Pada bait tersebut rusa memiliki makna sebagai bentuk kecantikan, dan serigala digambarkan sebagai sosok yang merenggut kecantikan tersebut. Larik “perempuan itu melukis dosa yang tak terjemahkan ia tulis rahasia puisi yang perih dendam dalam gesekan rebab“ menjadi gambaran dari seorang perempuan yang berperan sebagai tokoh utama yang membawa beban dosa ini menyimpan sebuah rahasia. Ia digambarkan sebagai sosok yang tangguh dan sangat ekspresif, mampu mengekspresikan perasaannya melalui lukisan kata-kata dalam bait-bait puisi. Penggambaran “dosa” menjadi sebuah simbol dari beban yang dialami si perempuan sebagai konflik internal dengan dirinya sendiri.

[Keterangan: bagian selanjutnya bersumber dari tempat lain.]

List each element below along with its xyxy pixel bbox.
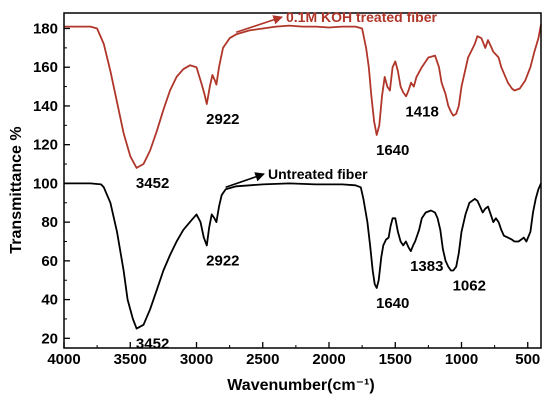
series-line-koh-treated	[64, 24, 542, 169]
peak-label: 1640	[376, 295, 409, 312]
legend-arrow	[235, 15, 283, 34]
y-tick-label: 60	[41, 253, 58, 270]
peak-label: 3452	[136, 336, 169, 353]
legend-layer: 0.1M KOH treated fiber Untreated fiber	[225, 9, 437, 188]
x-axis-label: Wavenumber(cm⁻¹)	[227, 377, 374, 394]
x-tick-label: 1500	[379, 351, 412, 368]
y-tick-label: 100	[33, 175, 58, 192]
peak-label: 1062	[453, 278, 486, 295]
y-tick-label: 20	[41, 330, 58, 347]
x-tick-label: 2500	[246, 351, 279, 368]
peak-label: 2922	[206, 252, 239, 269]
x-tick-label: 3000	[180, 351, 213, 368]
peak-label: 1383	[410, 258, 443, 275]
x-tick-label: 500	[515, 351, 540, 368]
legend-label: Untreated fiber	[268, 166, 368, 182]
axes-layer: 4000 3500 3000 2500 2000 1500 1000 500 20 40 60 80 1…	[33, 12, 542, 368]
y-tick-label: 40	[41, 292, 58, 309]
peak-label: 3452	[136, 175, 169, 192]
x-tick-label: 2000	[312, 351, 345, 368]
plot-frame	[63, 12, 542, 349]
peak-label: 1640	[376, 142, 409, 159]
peak-label: 1418	[405, 103, 438, 120]
legend-arrow	[225, 172, 265, 188]
y-axis-label: Transmittance %	[8, 126, 25, 253]
series-layer	[64, 24, 542, 330]
y-tick-label: 160	[33, 59, 58, 76]
peak-label: 2922	[206, 111, 239, 128]
y-tick-label: 120	[33, 137, 58, 154]
y-tick-label: 80	[41, 214, 58, 231]
x-tick-label: 1000	[445, 351, 478, 368]
y-tick-label: 180	[33, 20, 58, 37]
series-line-untreated	[64, 182, 542, 330]
annotation-layer: 3452 2922 1640 1418 3452 2922 1640 1383 1062	[136, 103, 486, 352]
y-tick-label: 140	[33, 98, 58, 115]
legend-label: 0.1M KOH treated fiber	[286, 9, 437, 25]
x-tick-label: 3500	[114, 351, 147, 368]
x-tick-label: 4000	[47, 351, 80, 368]
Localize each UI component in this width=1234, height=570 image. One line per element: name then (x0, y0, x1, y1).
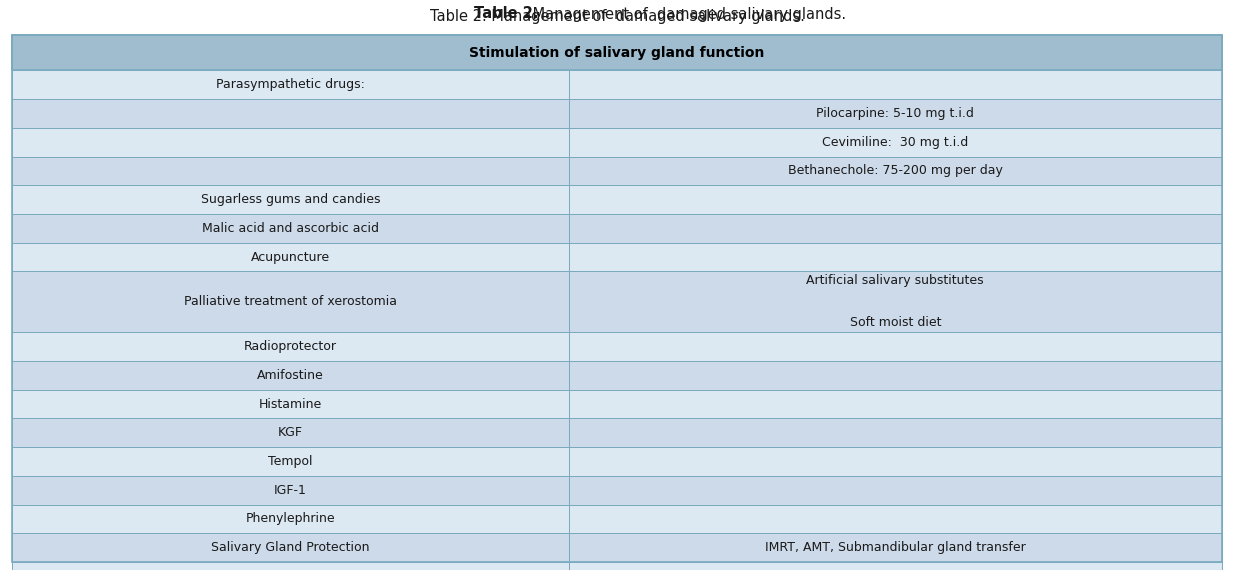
Text: Table 2.: Table 2. (474, 6, 538, 22)
Text: IGF-1: IGF-1 (274, 484, 307, 496)
Text: Parasympathetic drugs:: Parasympathetic drugs: (216, 78, 365, 91)
Text: Bethanechole: 75-200 mg per day: Bethanechole: 75-200 mg per day (787, 164, 1003, 177)
Text: Salivary Gland Protection: Salivary Gland Protection (211, 541, 369, 554)
Text: Histamine: Histamine (259, 397, 322, 410)
Text: IMRT, AMT, Submandibular gland transfer: IMRT, AMT, Submandibular gland transfer (765, 541, 1025, 554)
Text: Palliative treatment of xerostomia: Palliative treatment of xerostomia (184, 295, 397, 308)
Text: Acupuncture: Acupuncture (251, 251, 329, 263)
Text: Malic acid and ascorbic acid: Malic acid and ascorbic acid (202, 222, 379, 235)
Text: Stimulation of salivary gland function: Stimulation of salivary gland function (469, 46, 765, 60)
Text: Tempol: Tempol (268, 455, 312, 468)
Text: Cevimiline:  30 mg t.i.d: Cevimiline: 30 mg t.i.d (822, 136, 969, 149)
Text: Amifostine: Amifostine (257, 369, 323, 382)
Text: Pilocarpine: 5-10 mg t.i.d: Pilocarpine: 5-10 mg t.i.d (817, 107, 974, 120)
Text: Artificial salivary substitutes

Soft moist diet: Artificial salivary substitutes Soft moi… (807, 274, 983, 329)
Text: Management of  damaged salivary glands.: Management of damaged salivary glands. (528, 6, 847, 22)
Text: Phenylephrine: Phenylephrine (246, 512, 336, 526)
Text: Table 2. Management of  damaged salivary glands.: Table 2. Management of damaged salivary … (429, 9, 805, 23)
Text: Sugarless gums and candies: Sugarless gums and candies (201, 193, 380, 206)
Text: KGF: KGF (278, 426, 302, 439)
Text: Radioprotector: Radioprotector (244, 340, 337, 353)
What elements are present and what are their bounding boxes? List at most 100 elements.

Puisi ini menggambarkan seorang perempuan yang memiliki kekuatan untuk menghadapi dosa dan rahasia yang dialaminya. Puisi ini menciptakan gambaran tentang keberanian si perempuan, seperti menciptakan “surga dalam genangan air mata” dan “sungai sejarah,” sebagai tanda perjuangan dan penciptaan yang luar biasa. Kata “sungai” merupakan simbol alam yang menjadi gambaran tentang waktu yang terus mengalir menjadi sejarah.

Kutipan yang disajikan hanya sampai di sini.